As their base, Bagshawe and Lester constructed a hut out of an abandoned whalers' water boat and packing cases.  They managed to continue their work, carrying out observations of weather conditions, tidal measurements and studies of penguins, before being picked up by a Norwegian whaling ship in January 1922. It remains the smallest ever expedition to over winter on Antarctica.

On his return, Bagshawe was a Director of Bagshawe and Co - an iron founders established by his father - from 1925 to 1947. He wrote up his experiences in Two Men in the Antarctic. Later, the Bagshawe Glacier, on the Danco coast of Antarctica, was named after him.

== Second World War ==
During the Second World War Bagshawe served in the Royal Air Force Volunteer Reserve and in Combined Operations.

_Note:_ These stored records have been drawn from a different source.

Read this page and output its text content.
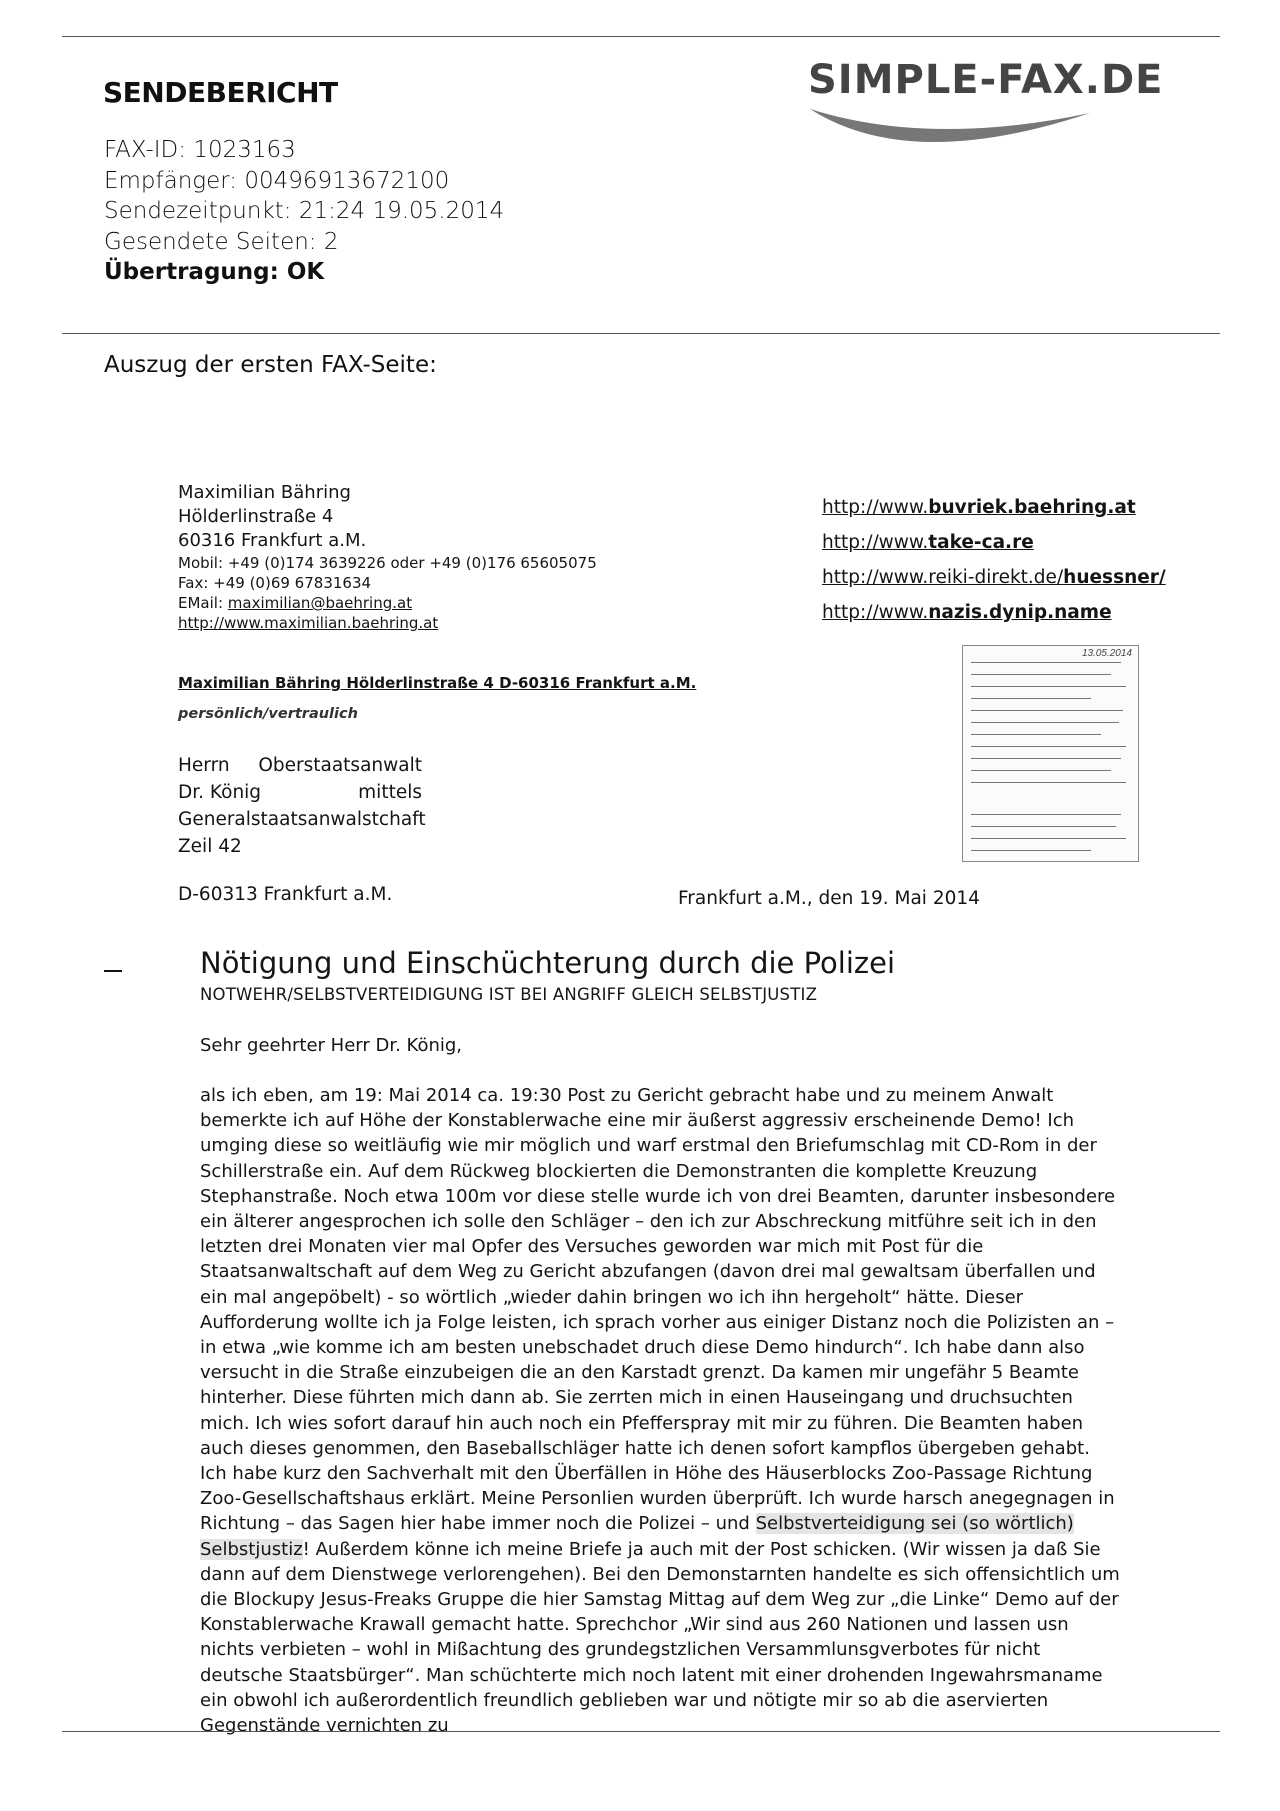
SENDEBERICHT	SIMPLE-FAX.DE
FAX-ID: 1023163
Empfänger: 00496913672100
Sendezeitpunkt: 21:24 19.05.2014
Gesendete Seiten: 2
Übertragung: OK
Auszug der ersten FAX-Seite:
Maximilian Bähring
Hölderlinstraße 4
60316 Frankfurt a.M.
Mobil: +49 (0)174 3639226 oder +49 (0)176 65605075
Fax: +49 (0)69 67831634
EMail: maximilian@baehring.at
http://www.maximilian.baehring.at
http://www.buvriek.baehring.at
http://www.take-ca.re
http://www.reiki-direkt.de/huessner/
http://www.nazis.dynip.name
13.05.2014
Maximilian Bähring Hölderlinstraße 4 D-60316 Frankfurt a.M.
persönlich/vertraulich
Herrn Oberstaatsanwalt
Dr. König	mittels
Generalstaatsanwalstchaft
Zeil 42
D-60313 Frankfurt a.M.	Frankfurt a.M., den 19. Mai 2014
Nötigung und Einschüchterung durch die Polizei
NOTWEHR/SELBSTVERTEIDIGUNG IST BEI ANGRIFF GLEICH SELBSTJUSTIZ
Sehr geehrter Herr Dr. König,

als ich eben, am 19: Mai 2014 ca. 19:30 Post zu Gericht gebracht habe und zu meinem Anwalt bemerkte ich auf Höhe der Konstablerwache eine mir äußerst aggressiv erscheinende Demo! Ich umging diese so weitläufig wie mir möglich und warf erstmal den Briefumschlag mit CD-Rom in der Schillerstraße ein. Auf dem Rückweg blockierten die Demonstranten die komplette Kreuzung Stephanstraße. Noch etwa 100m vor diese stelle wurde ich von drei Beamten, darunter insbesondere ein älterer angesprochen ich solle den Schläger – den ich zur Abschreckung mitführe seit ich in den letzten drei Monaten vier mal Opfer des Versuches geworden war mich mit Post für die Staatsanwaltschaft auf dem Weg zu Gericht abzufangen (davon drei mal gewaltsam überfallen und ein mal angepöbelt) - so wörtlich „wieder dahin bringen wo ich ihn hergeholt“ hätte. Dieser Aufforderung wollte ich ja Folge leisten, ich sprach vorher aus einiger Distanz noch die Polizisten an – in etwa „wie komme ich am besten unebschadet druch diese Demo hindurch“. Ich habe dann also versucht in die Straße einzubeigen die an den Karstadt grenzt. Da kamen mir ungefähr 5 Beamte hinterher. Diese führten mich dann ab. Sie zerrten mich in einen Hauseingang und druchsuchten mich. Ich wies sofort darauf hin auch noch ein Pfefferspray mit mir zu führen. Die Beamten haben auch dieses genommen, den Baseballschläger hatte ich denen sofort kampflos übergeben gehabt. Ich habe kurz den Sachverhalt mit den Überfällen in Höhe des Häuserblocks Zoo-Passage Richtung Zoo-Gesellschaftshaus erklärt. Meine Personlien wurden überprüft. Ich wurde harsch anegegnagen in Richtung – das Sagen hier habe immer noch die Polizei – und Selbstverteidigung sei (so wörtlich) Selbstjustiz! Außerdem könne ich meine Briefe ja auch mit der Post schicken. (Wir wissen ja daß Sie dann auf dem Dienstwege verlorengehen). Bei den Demonstarnten handelte es sich offensichtlich um die Blockupy Jesus-Freaks Gruppe die hier Samstag Mittag auf dem Weg zur „die Linke“ Demo auf der Konstablerwache Krawall gemacht hatte. Sprechchor „Wir sind aus 260 Nationen und lassen usn nichts verbieten – wohl in Mißachtung des grundegstzlichen Versammlunsgverbotes für nicht deutsche Staatsbürger“. Man schüchterte mich noch latent mit einer drohenden Ingewahrsmaname ein obwohl ich außerordentlich freundlich geblieben war und nötigte mir so ab die aservierten Gegenstände vernichten zu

== Museum curator and folklorist ==
Bagshawe had a close interest in the history and folklore of Bedfordshire: between 1928 and 1947 he was the honorary curator, later honorary director, of Luton Museum. In 1940 he became the Curator of the Cambridge Folk Museum, before handing curatorship of the museum to Enid Porter in 1947.

In 1933 he was awarded the Museum Association's diploma. He was elected a Fellow of the Society of Antiquaries of London in 1928 and of the Royal Historical Society in 1932.

Bagshawe was also a member of the Folklore Society, often submitting to its journal, news from museums with folklore and folk life collections. Bagshawe served as President of the Folklore Society in 1955 and was also elected a Fellow of both the Society of Antiquaries and the Royal Historical Society.

== Selected publications ==
- Bagshawe, Thomas Wyatt (1939). Two men in the Antarctic: an Expedition to Graham Land 1920-1922. Cambridge. OCLC 472189256.
- Bagshawe, Thomas Wyatt (1940). Pompey was a Penguin. London: Oxford University Press. OCLC 156587984.